Y a-t-il une question philosophique à soulever, selon vous, sur le fait de tordre les principes de la démocratie sous prétexte de se sentir investi d'une mission bienveillante, d'intérêt public. Si ce type d'action est utilisé à des fins bienveillante, peut-on imaginer qu'il le soit à des fins malveillantes ?

Sur le plan pratique, ce type d’actions qui va sans doute hélas se multiplier, empêche la justice de jouer son rôle. Car il faudrait quand même rappeler que le budget de la justice n’est pas indéfiniment extensible, le nombre de juges non plus. Si des juges sont monopolisés pour répondre à ce type d’attaques, ils ne font pas autre chose. C’est donc autant de juges qui ne travailleront pas sur des questions moins spectaculaires mais tout aussi importantes comme l’attribution de gardes d’enfants, des cambriolages, des aménagements de peines pour des prisonniers par exemple. 

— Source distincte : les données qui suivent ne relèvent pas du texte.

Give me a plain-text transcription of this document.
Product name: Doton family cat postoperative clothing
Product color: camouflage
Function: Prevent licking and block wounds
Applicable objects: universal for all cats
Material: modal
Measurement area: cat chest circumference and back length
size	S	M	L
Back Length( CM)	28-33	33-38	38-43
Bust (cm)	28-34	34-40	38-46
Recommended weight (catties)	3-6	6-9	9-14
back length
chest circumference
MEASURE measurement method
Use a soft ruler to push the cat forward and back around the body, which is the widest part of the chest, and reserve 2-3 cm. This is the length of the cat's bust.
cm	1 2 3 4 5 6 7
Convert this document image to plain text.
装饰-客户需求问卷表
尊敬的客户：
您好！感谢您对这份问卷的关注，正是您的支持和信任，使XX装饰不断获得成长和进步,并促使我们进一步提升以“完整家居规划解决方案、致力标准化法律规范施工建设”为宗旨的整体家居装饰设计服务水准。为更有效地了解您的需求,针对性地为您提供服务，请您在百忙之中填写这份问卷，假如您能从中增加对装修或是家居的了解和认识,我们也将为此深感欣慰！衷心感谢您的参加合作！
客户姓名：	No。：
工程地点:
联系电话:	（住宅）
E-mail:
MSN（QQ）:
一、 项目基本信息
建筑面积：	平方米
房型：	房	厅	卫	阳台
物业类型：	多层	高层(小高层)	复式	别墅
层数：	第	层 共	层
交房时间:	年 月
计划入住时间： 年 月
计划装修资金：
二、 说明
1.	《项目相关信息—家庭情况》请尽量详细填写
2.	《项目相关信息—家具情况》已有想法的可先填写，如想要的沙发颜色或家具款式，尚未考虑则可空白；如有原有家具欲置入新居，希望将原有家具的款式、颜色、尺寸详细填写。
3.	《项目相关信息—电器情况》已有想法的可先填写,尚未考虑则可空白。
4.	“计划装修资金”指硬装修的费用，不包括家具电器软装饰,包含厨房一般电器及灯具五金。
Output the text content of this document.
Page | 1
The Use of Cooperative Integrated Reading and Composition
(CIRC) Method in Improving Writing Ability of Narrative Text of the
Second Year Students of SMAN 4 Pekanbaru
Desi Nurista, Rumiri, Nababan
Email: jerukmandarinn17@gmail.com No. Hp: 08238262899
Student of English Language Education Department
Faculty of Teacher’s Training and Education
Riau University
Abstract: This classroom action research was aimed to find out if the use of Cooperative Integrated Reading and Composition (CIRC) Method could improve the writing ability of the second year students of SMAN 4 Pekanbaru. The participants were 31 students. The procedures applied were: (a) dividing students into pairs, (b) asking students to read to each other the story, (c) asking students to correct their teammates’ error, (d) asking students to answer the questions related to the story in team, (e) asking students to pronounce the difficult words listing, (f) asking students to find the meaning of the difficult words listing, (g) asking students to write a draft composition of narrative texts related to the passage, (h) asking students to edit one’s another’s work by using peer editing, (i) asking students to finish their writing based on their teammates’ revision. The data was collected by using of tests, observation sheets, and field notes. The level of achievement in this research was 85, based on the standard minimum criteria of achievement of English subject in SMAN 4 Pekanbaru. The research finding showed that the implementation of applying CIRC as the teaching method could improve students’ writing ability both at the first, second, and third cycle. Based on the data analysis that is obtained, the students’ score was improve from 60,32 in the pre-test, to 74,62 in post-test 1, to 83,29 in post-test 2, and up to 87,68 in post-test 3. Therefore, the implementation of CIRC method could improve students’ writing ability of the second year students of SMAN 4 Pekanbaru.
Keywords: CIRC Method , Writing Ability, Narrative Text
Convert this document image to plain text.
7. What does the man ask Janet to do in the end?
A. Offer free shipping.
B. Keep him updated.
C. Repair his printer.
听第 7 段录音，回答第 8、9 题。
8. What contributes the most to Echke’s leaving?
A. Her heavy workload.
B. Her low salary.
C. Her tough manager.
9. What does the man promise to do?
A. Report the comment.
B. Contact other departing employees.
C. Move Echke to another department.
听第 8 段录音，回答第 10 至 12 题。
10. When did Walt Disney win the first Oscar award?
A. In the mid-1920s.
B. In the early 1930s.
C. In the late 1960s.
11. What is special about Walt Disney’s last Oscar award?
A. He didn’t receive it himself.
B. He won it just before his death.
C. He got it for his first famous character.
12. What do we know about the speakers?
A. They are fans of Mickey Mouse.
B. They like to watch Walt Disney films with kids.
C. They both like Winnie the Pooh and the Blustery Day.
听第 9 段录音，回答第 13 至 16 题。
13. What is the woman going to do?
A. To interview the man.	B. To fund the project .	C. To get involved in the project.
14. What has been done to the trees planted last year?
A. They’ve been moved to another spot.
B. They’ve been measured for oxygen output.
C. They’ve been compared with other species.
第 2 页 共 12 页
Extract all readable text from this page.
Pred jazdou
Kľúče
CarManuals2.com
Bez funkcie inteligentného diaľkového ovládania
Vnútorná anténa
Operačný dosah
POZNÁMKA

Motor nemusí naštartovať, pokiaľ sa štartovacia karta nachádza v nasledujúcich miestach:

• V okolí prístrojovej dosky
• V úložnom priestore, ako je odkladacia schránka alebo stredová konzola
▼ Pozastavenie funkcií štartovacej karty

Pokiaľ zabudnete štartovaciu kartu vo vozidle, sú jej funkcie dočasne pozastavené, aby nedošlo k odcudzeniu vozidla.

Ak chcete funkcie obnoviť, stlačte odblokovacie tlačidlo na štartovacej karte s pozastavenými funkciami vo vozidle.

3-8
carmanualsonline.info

Sur le plan philosophique, la question est simple. Lorsqu’il s’agit d’impératifs politiques et nationaux, l’intérêt des Français est que l’isoloir l’emporte sur le prétoire. C’est au peuple de trancher et au pouvoir politique de mettre en œuvre la volonté du peuple, telle qu’elle est issue des élections, avec les moyens budgétaires dont il dispose. Si le peuple n’est pas satisfait, il a tout loisir d’élire d’autres représentants, d’autres partis, d’autres majorités. Mais ce n’est pas aux ONG utilisant l’autorité judiciaire comme levier, de donner des ordres aux représentants du peuple.